Sobrevino entonces una lóbrega oscuridad, a medida que el atardecer descendía triste y silencioso por el cielo, mezclando sus tonos grisáceos y oscuros con los de la nieve al caer. Bajo la luz del crepúsculo, la tormenta presentaba un aspecto decididamente sombrío. Parecía haber surgido especialmente para nosotros, como un símbolo de esos gélidos, desolados y suspicaces fantasmas que invariablemente atosigan nuestras mentes cuando estamos a punto de embarcarnos en una empresa arriesgada, conminándonos a retornar a las lindes de nuestra cotidiana existencia.
Mas no logró amedrentarnos. No íbamos a permitir que el vendaval que batía contra la ventana nos afectase más que una brisa estival susurrando entre los árboles.
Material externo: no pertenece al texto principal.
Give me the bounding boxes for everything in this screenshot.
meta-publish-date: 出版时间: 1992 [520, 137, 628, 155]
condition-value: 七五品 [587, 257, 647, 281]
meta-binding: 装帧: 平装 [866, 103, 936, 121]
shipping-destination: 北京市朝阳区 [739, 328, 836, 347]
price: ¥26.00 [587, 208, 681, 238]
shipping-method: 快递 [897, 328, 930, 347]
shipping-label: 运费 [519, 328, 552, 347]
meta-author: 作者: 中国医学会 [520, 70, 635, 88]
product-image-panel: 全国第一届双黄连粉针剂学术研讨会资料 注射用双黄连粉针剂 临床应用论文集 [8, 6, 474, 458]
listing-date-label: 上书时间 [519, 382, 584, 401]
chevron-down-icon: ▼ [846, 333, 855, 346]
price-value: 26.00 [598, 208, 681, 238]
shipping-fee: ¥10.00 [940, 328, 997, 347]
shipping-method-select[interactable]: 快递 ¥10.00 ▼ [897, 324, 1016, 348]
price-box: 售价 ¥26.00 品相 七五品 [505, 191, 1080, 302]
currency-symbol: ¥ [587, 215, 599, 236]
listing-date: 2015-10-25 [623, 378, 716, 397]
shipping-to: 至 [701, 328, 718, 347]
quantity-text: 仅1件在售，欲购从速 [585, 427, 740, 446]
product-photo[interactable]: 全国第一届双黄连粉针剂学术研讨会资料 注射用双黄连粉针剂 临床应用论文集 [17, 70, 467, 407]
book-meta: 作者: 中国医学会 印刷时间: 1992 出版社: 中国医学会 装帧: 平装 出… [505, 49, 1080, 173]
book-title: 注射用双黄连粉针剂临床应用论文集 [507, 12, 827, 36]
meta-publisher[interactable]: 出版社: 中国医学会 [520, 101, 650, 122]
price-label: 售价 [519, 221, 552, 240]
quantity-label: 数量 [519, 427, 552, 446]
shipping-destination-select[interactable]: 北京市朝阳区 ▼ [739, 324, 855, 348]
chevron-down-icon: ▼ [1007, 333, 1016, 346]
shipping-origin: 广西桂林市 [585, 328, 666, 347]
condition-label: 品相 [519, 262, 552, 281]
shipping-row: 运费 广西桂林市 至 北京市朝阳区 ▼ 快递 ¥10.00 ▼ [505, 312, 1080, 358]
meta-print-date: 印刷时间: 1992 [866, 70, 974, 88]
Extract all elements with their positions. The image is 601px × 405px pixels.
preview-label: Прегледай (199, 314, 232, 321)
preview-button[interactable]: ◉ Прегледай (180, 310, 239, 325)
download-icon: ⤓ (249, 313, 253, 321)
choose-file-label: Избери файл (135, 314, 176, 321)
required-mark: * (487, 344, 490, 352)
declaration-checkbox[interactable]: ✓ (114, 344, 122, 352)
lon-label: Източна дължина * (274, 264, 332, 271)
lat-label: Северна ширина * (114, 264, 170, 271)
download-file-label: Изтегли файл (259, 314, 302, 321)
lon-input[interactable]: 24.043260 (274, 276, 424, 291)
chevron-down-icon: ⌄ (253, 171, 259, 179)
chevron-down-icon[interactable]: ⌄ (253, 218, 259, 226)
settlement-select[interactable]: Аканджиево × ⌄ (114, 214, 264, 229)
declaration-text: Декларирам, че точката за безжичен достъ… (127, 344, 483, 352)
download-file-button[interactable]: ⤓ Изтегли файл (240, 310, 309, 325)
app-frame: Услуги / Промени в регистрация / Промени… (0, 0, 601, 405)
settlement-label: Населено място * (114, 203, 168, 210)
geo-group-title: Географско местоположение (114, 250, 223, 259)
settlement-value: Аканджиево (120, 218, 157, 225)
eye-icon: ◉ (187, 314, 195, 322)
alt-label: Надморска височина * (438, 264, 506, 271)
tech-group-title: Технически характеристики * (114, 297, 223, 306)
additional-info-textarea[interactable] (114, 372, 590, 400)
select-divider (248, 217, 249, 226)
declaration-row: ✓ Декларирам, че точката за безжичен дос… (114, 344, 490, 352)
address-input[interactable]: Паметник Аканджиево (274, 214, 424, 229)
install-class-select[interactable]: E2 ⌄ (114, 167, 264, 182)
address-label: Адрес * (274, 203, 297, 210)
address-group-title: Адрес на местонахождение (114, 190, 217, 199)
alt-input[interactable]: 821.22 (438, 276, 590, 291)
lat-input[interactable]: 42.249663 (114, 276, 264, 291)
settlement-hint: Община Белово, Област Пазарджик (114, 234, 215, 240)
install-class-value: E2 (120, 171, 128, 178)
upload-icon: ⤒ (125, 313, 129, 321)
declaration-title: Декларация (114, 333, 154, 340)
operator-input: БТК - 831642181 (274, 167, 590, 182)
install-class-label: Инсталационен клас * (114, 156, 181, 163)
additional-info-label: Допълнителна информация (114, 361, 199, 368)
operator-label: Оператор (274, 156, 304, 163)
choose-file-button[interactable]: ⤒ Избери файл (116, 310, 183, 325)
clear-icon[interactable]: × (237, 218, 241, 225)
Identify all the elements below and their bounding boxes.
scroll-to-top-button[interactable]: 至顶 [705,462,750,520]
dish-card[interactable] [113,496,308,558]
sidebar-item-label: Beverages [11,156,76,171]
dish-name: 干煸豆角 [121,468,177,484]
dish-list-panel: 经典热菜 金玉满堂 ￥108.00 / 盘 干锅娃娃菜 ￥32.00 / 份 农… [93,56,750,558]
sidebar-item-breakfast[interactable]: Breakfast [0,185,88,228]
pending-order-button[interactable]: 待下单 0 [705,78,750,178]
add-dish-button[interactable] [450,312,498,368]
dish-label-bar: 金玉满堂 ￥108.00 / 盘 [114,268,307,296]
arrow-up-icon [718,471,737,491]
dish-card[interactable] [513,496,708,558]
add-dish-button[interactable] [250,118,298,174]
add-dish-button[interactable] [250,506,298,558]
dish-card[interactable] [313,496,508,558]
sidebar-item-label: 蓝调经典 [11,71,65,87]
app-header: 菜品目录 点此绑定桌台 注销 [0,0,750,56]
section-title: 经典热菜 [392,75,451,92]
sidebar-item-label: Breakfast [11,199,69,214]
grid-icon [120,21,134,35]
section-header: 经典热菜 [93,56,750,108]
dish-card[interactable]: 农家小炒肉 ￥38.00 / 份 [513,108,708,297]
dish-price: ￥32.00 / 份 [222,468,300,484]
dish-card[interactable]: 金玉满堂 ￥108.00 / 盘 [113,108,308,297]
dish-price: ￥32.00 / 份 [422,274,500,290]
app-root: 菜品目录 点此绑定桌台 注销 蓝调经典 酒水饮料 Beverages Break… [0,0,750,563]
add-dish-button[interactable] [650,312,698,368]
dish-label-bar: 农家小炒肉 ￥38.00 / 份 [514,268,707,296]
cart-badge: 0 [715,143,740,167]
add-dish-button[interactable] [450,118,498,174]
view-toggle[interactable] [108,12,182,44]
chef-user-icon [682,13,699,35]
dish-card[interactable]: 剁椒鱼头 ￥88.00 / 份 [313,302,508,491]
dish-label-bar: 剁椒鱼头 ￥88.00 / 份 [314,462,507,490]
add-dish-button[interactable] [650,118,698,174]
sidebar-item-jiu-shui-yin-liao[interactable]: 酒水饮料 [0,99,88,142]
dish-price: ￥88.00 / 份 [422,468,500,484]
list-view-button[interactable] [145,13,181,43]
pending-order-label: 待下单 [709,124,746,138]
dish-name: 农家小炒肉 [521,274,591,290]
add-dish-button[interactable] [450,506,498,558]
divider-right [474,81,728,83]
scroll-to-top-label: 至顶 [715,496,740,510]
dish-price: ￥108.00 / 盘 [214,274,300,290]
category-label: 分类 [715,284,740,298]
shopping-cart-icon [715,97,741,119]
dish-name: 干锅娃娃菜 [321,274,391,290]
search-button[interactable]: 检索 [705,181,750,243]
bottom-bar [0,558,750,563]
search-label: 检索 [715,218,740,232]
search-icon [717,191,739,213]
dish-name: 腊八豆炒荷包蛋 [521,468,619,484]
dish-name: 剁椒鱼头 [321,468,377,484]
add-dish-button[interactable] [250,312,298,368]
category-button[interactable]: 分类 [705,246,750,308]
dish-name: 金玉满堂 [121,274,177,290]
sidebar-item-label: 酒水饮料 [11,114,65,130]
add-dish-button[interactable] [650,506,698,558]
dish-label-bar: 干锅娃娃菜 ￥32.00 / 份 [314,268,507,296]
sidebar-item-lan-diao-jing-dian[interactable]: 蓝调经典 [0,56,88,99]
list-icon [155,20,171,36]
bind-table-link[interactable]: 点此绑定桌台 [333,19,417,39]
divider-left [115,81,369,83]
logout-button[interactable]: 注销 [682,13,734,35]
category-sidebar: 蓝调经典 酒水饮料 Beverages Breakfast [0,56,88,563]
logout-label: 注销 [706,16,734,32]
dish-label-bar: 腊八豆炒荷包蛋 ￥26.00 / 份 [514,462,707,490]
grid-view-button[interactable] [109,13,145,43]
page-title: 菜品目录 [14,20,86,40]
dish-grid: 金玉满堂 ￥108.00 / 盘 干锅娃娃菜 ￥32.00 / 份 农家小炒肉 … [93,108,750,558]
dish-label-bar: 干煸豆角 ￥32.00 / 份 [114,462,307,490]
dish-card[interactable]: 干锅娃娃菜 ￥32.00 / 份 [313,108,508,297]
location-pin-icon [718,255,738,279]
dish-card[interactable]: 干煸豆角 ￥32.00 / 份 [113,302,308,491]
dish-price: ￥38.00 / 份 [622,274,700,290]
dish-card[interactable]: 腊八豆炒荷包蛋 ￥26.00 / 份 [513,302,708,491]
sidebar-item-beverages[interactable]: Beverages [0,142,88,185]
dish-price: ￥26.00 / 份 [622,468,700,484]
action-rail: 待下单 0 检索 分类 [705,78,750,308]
Días tan felices como aquéllos tan sólo habríamos de vivirlos en muy contadas ocasiones. Si alguna vez hubo hombres capaces de soñar despiertos legítimamente, y de contar sus fantasías más descabelladas al prójimo sin temor a concitar la risa o el escarnio, o de hablar incluso de la felicidad terrenal, para uno mismo y para la humanidad entera, como un objetivo que se debe acometer con la esperanza y el entendimiento de que probablemente será alcanzado, nosotros, los que habíamos formado ese pequeño semicírculo alrededor del resplandor del fuego, éramos esos hombres. Habíamos dejado atrás el rígido y herrumbroso marco de la sociedad. Habíamos salvado muchos obstáculos que mantienen a la mayoría de las personas encadenadas a la extenuante rutina del sistema establecido, aun cuando los incordie hasta unos límites tan insoportables para ellos como lo fueron para nosotros. Habíamos bajado del púlpito, rechazado la pluma, arrojado el libro de cuentas. Habíamos renunciado al dulce y enervante embrujo de la indolencia, que a fin de cuentas es uno de los mayores goces al alcance de los mortales. Nuestro designio, tan generoso cuanto absurdo, implicaba renunciar a todo lo que habíamos conseguido hasta entonces, con tal de aleccionar a la humanidad mediante el ejemplo de una vida que no se habría de regir por los principios falsos y crueles que habían constituido la base de la sociedad humana desde sus primeros tiempos.
Y lo primero que hicimos fue divorciarnos del orgullo, procurando suplirlo con el amor familiar. Queríamos aliviar al trabajador de su carga excesiva de trabajos, asumiendo la parte de éstos que nos correspondiera y realizándolos a costa de nuestra propia fuerza y músculos. Buscábamos nuestro provecho en la ayuda mutua, en lugar de arrancarlo de las manos del enemigo por la fuerza, o de birlarlo astutamente de gente menos sagaz que nosotros (suponiendo que la hubiera en Nueva Inglaterra), o de ganarlo en competencia egoísta con el vecino; pues son éstas las formas en que todo hijo nacido de mujer sufre y a la vez inflige la porción del mal común que le está destinada, lo quiera o no. Y como cimiento de nuestra institución, nos propusimos ofrecer el esforzado trabajo de nuestros cuerpos, como una plegaria, más que como un esfuerzo, para el progreso de nuestra raza.